01-24-2017 11:04 AM
01-26-2017 09:52 AM
I routinely take exposures with my 60Da in the 5-8 minute time range. But what's more... I'm really trying to grab a few hours worth of data. So the shutter closes, writes the file, and a second or two later the shutter re-opens to start capturing the next file. It's not a problem for the camera.
If I do this with Backyard EOS (astrophotography image-acquisition software) then it also reports the camera's internal temperature (there is a temperature probe inside the camera body). On cold winter nights it doesn't even manage to get warm. But on warm summer nights it might make it up to around 109ºF, but this isn't a problem.
As Ernie says... the camera will warn you or even shut down if it really gets too hot.
The best information I've ever read on the topic of noise was in the first chapter of the book "Lessons from the Masters" (edited by Robert Gendler but the chapters are all written by different authors where each author is considered *the* expert/master on that particular field of astrophotography). But since "noise" is a general problem in almost every type of astrophotography they dedicated quite a bit of time on the topic and explained the quantum principles that cause noise to exist in the first place and how to use stacking to reduce noise.
The noise isn't just a simple matter of boosting the ISO. It matters whether the boost is coming from analog (upstream) signal amplification within the imaging sensor or whether it's coming from digital (downstream) signal amplification by the camera or computer after the imaging sensor has already collected the data. While any boost in ISO tends to also boost noise, it turns out the upstream amplification within the chip can boost the good signal significantly more than the noise and you end up with images that only have a tiny increase in noise for the ISO boost. But each sensor model has some point where it can't boost anymore and has to resort to downstream (digital) amplification. For the 60D that point occurs at ISO 800.
Most Canon models get to ISO 800... some models get to ISO 1600... and some models appear to get above 1600 -- nearer to 3200.
01-26-2017 11:02 AM
" It matters whether the boost is coming from analog (upstream) signal amplification within the imaging sensor or whether it's coming from digital (downstream) signal amplification by the camera or computer after the imaging sensor has already collected the data."
This is a point either ignored or unknown by most photograhers.
01-26-2017 04:44 PM
@ebiggs1 wrote:Now for the correct answer.
With long duration of exposure more total and random pixels heat up. This is because power is applied as long as the sensor is open. Keeping the sensor powered longer means more heat will be generated.
Now for the correction to the 'correct' answer.

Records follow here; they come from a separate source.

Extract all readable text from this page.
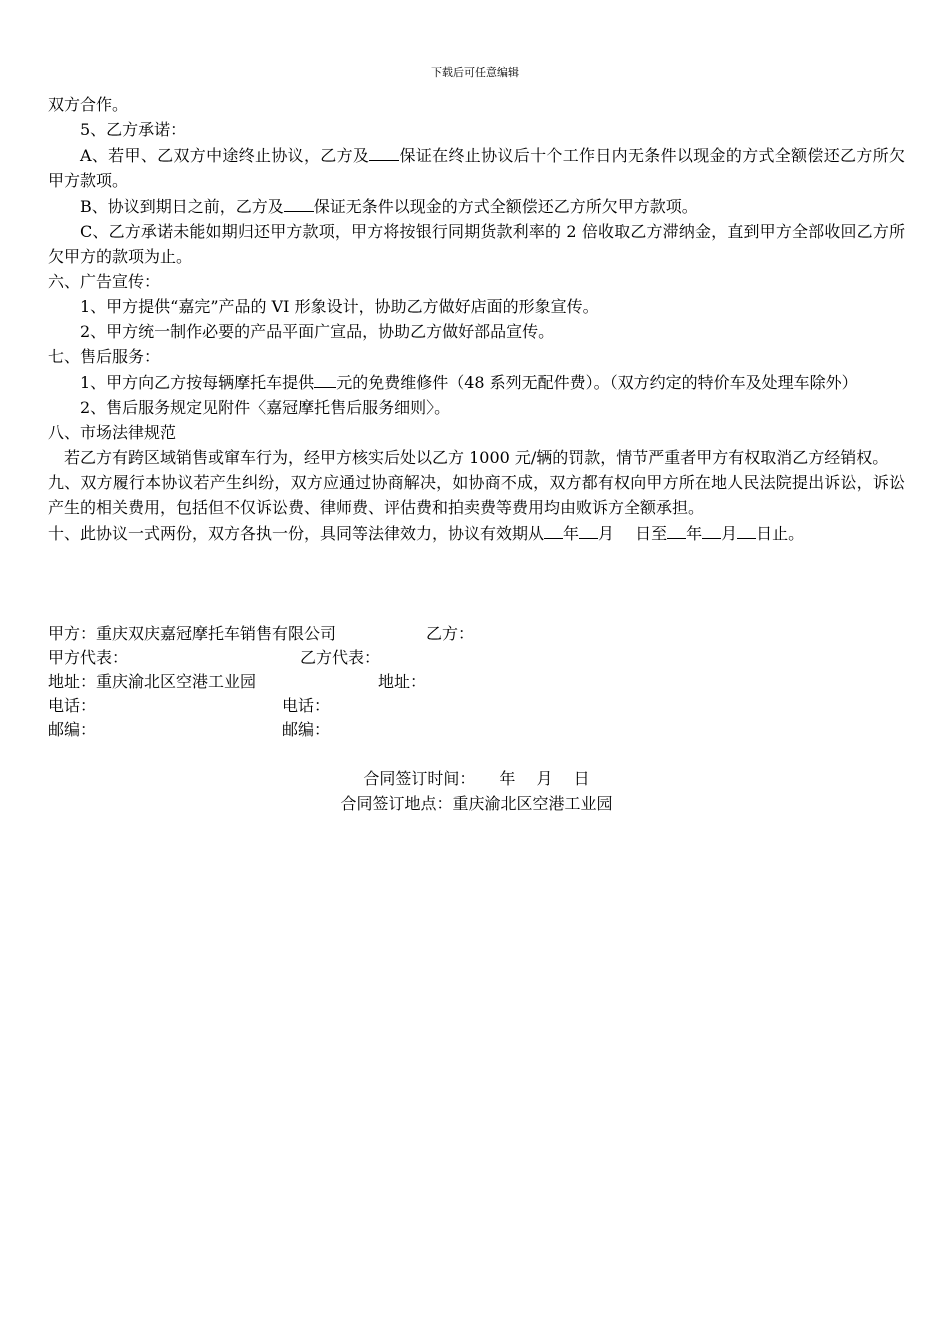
下载后可任意编辑

双方合作。

5、乙方承诺：

A、若甲、乙双方中途终止协议，乙方及 保证在终止协议后十个工作日内无条件以现金的方式全额偿还乙方所欠甲方款项。

B、协议到期日之前，乙方及 保证无条件以现金的方式全额偿还乙方所欠甲方款项。

C、乙方承诺未能如期归还甲方款项，甲方将按银行同期货款利率的 2 倍收取乙方滞纳金，直到甲方全部收回乙方所欠甲方的款项为止。

六、广告宣传：

1、甲方提供“嘉完”产品的 VI 形象设计，协助乙方做好店面的形象宣传。

2、甲方统一制作必要的产品平面广宣品，协助乙方做好部品宣传。

七、售后服务：

1、甲方向乙方按每辆摩托车提供 元的免费维修件（48 系列无配件费）。（双方约定的特价车及处理车除外）

2、售后服务规定见附件〈嘉冠摩托售后服务细则〉。

八、市场法律规范

若乙方有跨区域销售或窜车行为，经甲方核实后处以乙方 1000 元/辆的罚款，情节严重者甲方有权取消乙方经销权。

九、双方履行本协议若产生纠纷，双方应通过协商解决，如协商不成，双方都有权向甲方所在地人民法院提出诉讼，诉讼产生的相关费用，包括但不仅诉讼费、律师费、评估费和拍卖费等费用均由败诉方全额承担。

十、此协议一式两份，双方各执一份，具同等法律效力，协议有效期从 年 月　 日至 年 月 日止。

甲方：重庆双庆嘉冠摩托车销售有限公司	乙方：
甲方代表：	乙方代表：
地址：重庆渝北区空港工业园	地址：
电话：	电话：
邮编：	邮编：

合同签订时间：　　年　 月　 日

合同签订地点：重庆渝北区空港工业园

The sensor doesn't 'open'.
01-26-2017 04:50 PM
The intent was and as it is usually stated in this manner "open" if the shutter is opened. The mirror is up. Meaning the sensor is "open" to the world. Clear?
01-26-2017 05:28 PM
ebiggs1 wrote:The intent was and as it is usually stated in this manner "open" if the shutter is opened. The mirror is up. Meaning the sensor is "open" to the world. Clear?
Perfectly. But I do think we have to credit you with inventing that usage of the word. A Google search I just did betrays no hint of it. Until it catches on, you may want to reconsider your inclusion of the word "usually".
01-27-2017 10:44 AM
Bob
Boston, Massachusetts USA
Robert there you go again.
SInce the early days of photography, the word "open" meant the film (in those days) was open to the world. In those early days it was simjply a lens cap. There were no shutters. The photographer removed the cap and exposed the film. Despite what google might say, it is a common term and 'usually' a clear meaning.
01-26-2017 05:16 PM
@Bryston3bsst wrote:
@ebiggs1 wrote:Now for the correct answer.
With long duration of exposure more total and random pixels heat up. This is because power is applied as long as the sensor is open. Keeping the sensor powered longer means more heat will be generated.
Now for the correction to the 'correct' answer.
The sensor doesn't 'open'.
Technically "true" but Ernie's point (which is correct and valid) is the difference between the "active" vs. "inactive" sensor.
When the shutter is closed the sensor is literally "off" (it's cold and if it was hot it's in the process of cooling down). When the shutter is open the sensor is active and it's heating up.
It's really the heat issue... there's a direct correlation between the physical temperature of the sensor and the level of noise as one factor that contributes to noise. Dedicated astrophotography imaging cameras often have active cooling systems to drop the temp by 40-50º below whatever the ambient temperatures are just to drive down the noise levels. That's usually not an issue for traditional photography becuse usually the sensor is only active for a fraction of a second.
01-26-2017 09:39 AM
01-26-2017 11:10 AM
01-26-2017 11:37 AM
You always have options. Photography is mostly a trade off. You give to get and there is no free lunch.